If I can attach it (edit: I can't, at least for now) here's a plot of run times for the processes. The lower curve was when I opened n command prompts and manually kept n processes going at a time, easily keeping the computer near 100%. (The line is regular, slowly increasing from near 0 to 0.7 hours across 32 different processes varying a parameter.) The upper line is the result of some version of this script -- the runs times are inflated by about 0.2 hours on average and are much less predictable, like I'd taken the bottom line and added 0.2 + a random number.
Here's a link to the plot:
Run time plot
Edit: and now I think I can add the plot.
What am I doing wrong?
from multiprocessing import Pool, cpu_count, Lock
from subprocess import call
import glob, time, os, shlex, sys
import random
def launchCmd(s):
mypid = os.getpid()
try:
retcode = call(s, shell=True)
if retcode < 0:
print >>sys.stderr, "Child was terminated by signal", -retcode
else:
print >>sys.stderr, "Child returned", retcode
except OSError, e:
print >>sys.stderr, "Execution failed:", e
if __name__ == '__main__':
# ******************************************************************
# change this to the path you have the executable and input files in
mypath = 'E:\\foo\\test\\'
# ******************************************************************
startpath = os.getcwd()
os.chdir(mypath)
# find list of input files
flist = glob.glob('*_tin.txt')
elist = glob.glob('*.exe')
# this will not act as expected if there's more than one .exe file in that directory!
ex = elist[0] + ' < '
print
print 'START'
print 'Path: ', mypath
print 'Using the executable: ', ex
nin = len(flist)
print 'Found ',nin,' input files.'
print '-----'
clist = [ex + s for s in flist]
cores = cpu_count()
print 'CPU count ', cores
print '-----'
# ******************************************************
# change this to the number of processes you want to run
nproc = cores -1
# ******************************************************
pool = Pool(processes=nproc, maxtasksperchild=1) # start nproc worker processes
# mychunk = int(nin/nproc) # this didn't help
# list.reverse(clist) # neither did this, or randomizing the list
pool.map(launchCmd, clist) # launch processes
os.chdir(startpath) # return to original working directory
print 'Done'
Is there any chance that the processes are trying to write to a common file?

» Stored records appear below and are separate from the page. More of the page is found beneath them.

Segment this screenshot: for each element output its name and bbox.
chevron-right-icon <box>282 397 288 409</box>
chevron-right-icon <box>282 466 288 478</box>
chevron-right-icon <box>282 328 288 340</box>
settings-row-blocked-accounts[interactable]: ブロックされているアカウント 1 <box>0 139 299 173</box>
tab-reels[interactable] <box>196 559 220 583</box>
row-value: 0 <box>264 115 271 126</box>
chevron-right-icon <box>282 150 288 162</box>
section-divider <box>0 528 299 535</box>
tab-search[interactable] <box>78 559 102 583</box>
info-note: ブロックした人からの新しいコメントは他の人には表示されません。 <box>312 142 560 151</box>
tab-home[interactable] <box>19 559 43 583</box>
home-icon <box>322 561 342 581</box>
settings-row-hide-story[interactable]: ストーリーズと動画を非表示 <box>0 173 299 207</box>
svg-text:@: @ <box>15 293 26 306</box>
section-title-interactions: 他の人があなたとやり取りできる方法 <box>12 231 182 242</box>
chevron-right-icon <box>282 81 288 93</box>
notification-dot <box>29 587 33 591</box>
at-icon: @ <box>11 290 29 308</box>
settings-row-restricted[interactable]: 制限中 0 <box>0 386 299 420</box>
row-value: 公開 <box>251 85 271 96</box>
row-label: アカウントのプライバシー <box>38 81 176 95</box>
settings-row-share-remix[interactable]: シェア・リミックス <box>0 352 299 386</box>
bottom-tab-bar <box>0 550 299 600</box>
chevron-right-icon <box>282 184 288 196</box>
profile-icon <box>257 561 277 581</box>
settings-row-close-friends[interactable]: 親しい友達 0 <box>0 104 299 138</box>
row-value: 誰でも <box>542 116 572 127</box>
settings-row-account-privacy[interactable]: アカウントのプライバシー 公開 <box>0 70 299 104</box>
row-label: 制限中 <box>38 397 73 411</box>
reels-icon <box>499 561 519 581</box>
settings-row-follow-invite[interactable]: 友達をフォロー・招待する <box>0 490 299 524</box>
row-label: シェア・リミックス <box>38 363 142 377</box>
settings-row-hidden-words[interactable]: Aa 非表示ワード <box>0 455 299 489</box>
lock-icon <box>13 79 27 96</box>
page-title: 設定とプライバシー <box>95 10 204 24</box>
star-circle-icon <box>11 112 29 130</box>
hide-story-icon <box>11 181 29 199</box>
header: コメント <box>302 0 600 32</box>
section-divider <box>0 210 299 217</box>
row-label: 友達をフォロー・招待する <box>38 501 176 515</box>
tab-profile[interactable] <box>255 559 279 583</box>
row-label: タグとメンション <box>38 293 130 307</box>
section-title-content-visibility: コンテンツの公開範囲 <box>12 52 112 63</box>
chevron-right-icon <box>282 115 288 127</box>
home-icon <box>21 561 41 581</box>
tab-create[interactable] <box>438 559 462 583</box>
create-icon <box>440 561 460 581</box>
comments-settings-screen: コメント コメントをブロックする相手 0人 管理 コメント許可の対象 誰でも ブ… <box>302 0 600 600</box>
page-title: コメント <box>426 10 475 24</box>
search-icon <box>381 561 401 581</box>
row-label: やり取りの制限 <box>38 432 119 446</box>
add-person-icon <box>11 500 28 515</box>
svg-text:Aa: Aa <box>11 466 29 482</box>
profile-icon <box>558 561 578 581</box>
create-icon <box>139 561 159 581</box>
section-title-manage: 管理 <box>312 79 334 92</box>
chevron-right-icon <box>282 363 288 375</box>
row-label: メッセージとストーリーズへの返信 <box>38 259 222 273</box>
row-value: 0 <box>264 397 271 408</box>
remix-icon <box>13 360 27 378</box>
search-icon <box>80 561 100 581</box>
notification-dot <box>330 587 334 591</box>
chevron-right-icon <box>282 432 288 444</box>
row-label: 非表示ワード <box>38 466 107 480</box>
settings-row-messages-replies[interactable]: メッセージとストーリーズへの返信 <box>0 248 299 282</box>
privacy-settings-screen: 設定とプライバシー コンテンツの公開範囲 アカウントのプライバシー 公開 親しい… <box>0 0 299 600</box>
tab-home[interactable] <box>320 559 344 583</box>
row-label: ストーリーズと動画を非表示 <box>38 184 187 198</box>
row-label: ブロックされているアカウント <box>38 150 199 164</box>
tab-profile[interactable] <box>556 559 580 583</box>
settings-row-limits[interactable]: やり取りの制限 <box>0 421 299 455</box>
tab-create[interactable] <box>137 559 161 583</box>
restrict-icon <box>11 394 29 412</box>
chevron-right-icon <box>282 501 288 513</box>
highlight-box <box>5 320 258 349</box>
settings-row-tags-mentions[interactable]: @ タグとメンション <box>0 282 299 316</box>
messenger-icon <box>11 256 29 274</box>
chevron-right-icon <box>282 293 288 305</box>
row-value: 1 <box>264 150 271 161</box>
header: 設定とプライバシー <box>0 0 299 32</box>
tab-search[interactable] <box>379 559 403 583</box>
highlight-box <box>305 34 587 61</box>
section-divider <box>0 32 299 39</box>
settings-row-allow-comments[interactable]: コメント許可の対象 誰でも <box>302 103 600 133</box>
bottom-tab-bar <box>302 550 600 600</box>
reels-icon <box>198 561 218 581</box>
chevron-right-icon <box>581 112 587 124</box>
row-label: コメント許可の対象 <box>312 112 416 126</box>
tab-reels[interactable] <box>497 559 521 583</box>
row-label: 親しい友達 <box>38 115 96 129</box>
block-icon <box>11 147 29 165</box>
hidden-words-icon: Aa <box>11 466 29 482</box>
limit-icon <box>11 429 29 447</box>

Under Linux it would probably just work, clobbering data but not slowing down; but under Windows one process might get the file and all the other processes might hang waiting for the file to become available.
If you replace your actual task list with some silly tasks that use CPU but don't write to disk, does the problem reproduce? For example, you could have tasks that compute the md5sum of some large file; once the file was cached the other tasks would be pure CPU and then a single line output to stdout. Or compute some expensive function or something.
I think I know this. When you call map, it breaks the list of tasks into 'chunks' for each process. By default, it uses chunks large enough that it can send one to each process. This works on the assumption that all the tasks take about the same length of time to complete.
In your situation, presumably the tasks can take very different amounts of time to complete. So some workers finish before others, and those CPUs sit idle. If that's the case, then this should work as expected:
pool.map(launchCmd, clist, chunksize=1)
Less efficient, but it should mean that each worker gets more tasks as it finishes until they're all complete.